C'est l'usage du mot "cathédrale" qui renvoie à l'idée de religion mais ce que l'expression suppose m'enchante absolument. Il est clair que le poids de la religion est inutile. Il suffirait d'associer ce comportement à une attitude spirituelle pour que les choses soient justes. Car il s'agit bien désormais de s'engager dans une voie de spiritualité au regard de l'impact humain. C'est même la seule solution. C'est là que se trouve la puissance nécessaire pour agir.
" La religion est pour ceux qui ont peur d'aller en enfer, la spiritualité pour ceux qui y sont allés. "
- Proverbe Sioux -
"Dans la perspective de Marx, pour sauver la forêt, il est inutile d’essayer d’en faire un nouveau dieu ; il faut se pencher sur les conditions matérielles de la déforestation, là où sont les intérêts économiques de ceux qui l’organisent et des industries qui en jouissent."

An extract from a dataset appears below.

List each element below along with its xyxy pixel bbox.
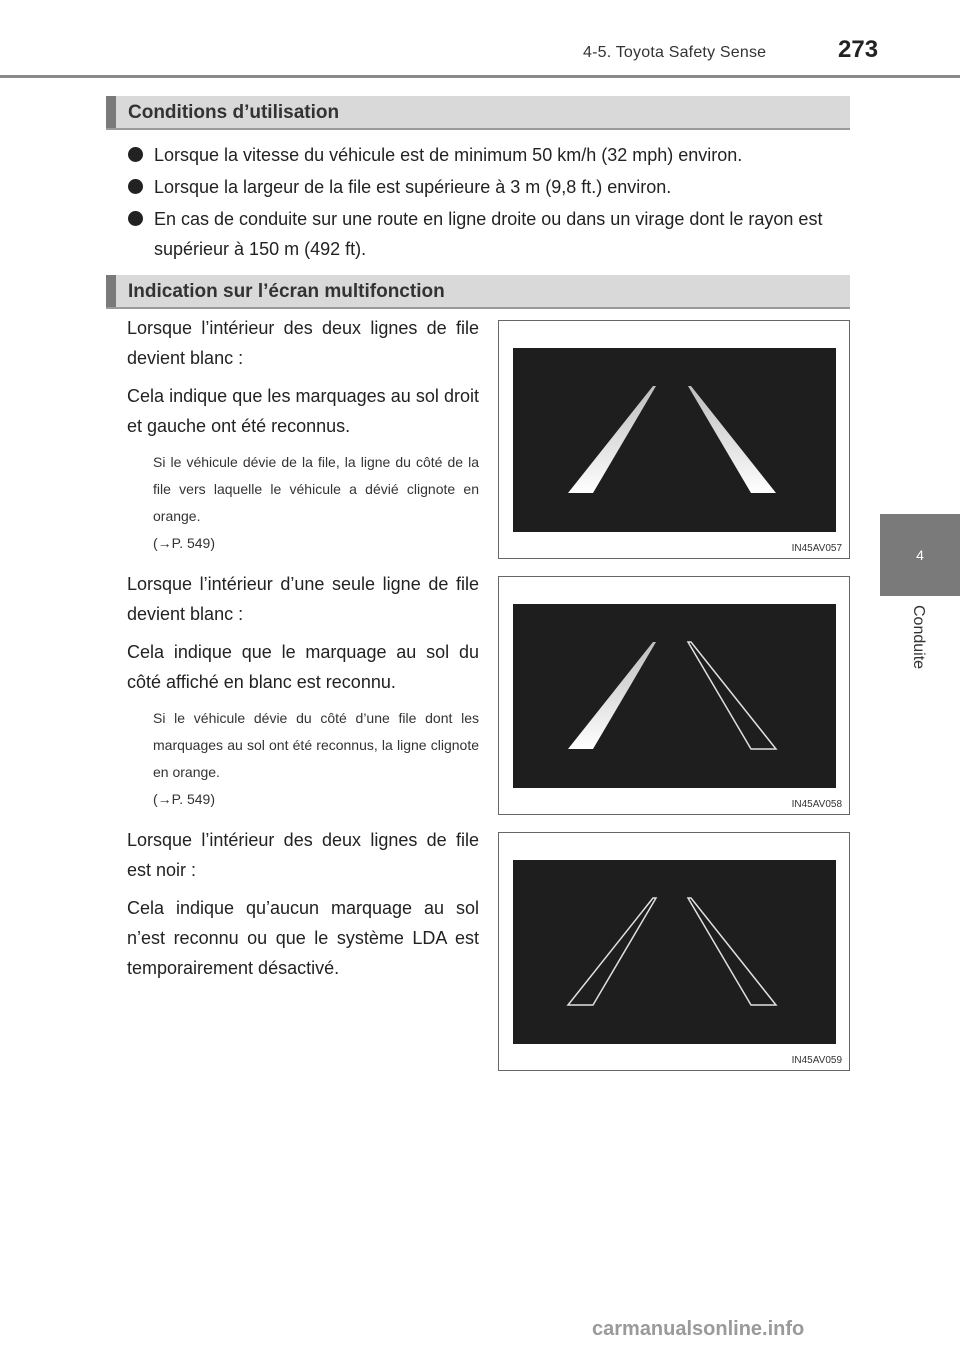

Le concept de Dieu n'a jamais rapproché les humains dans leur entièreté parce que LES religions ont servi les dissenssions. Elles ont surtout servi la soif de puissnace et de pouvoir. Du pouvoir sur les esprits et la puissance qui en émane.
Il ne faut pas déifier la forêt car cela aboutirait encore aux mêmes oppositions.
"Mon Dieu est meilleur que le tien et donc nos forêts nous appartiennent car elles appartiennent à notre Dieu."
On n'en sortira jamais de cette façon. C'est à chacun de se relier à la forêt, à la nature, à la création et il n'est nul besoin d'associer ce cheminement de cœur à une idéologie religieuse. Le cœur et non le mental. La religion est un cheminement mentalisé dès lors qu'il s'appuie sur des textes écrits par des hommes.
"Sauver les forêts, oui – mais sans les idéaliser ?"
Je ne sais pas si on peut se passer, désormais, de l'idéalisation.
N'a-t-on pas trop attendu pour pouvoir se passer d'une forme de sacralisation ? Nos sociétés modernes ont sacralisé le business, la quête de l'avoir, la puissance matérielle et cela jusqu'à puiser inconsidérément dans les ressources de la planète. Est-il possible de freiner cette dévastation de façon cartésienne, dans une logique matérialiste ou devons-nous entrer désormais dans une démarche spirituelle, une forme de dévotion similaire à celle des peuples premiers. Il ne s'agirait pas pour autant de basculer dans le panthéisme puisque cela reviendrait à exacerber les égos et à alimenter les anciens fonctionnements. Le panthéisme est une référence à un Dieu. Qu'il s'agisse de la nature, "Deus sive natura" disait Spinoza, ne change pas le fait que cela reste une référence déique.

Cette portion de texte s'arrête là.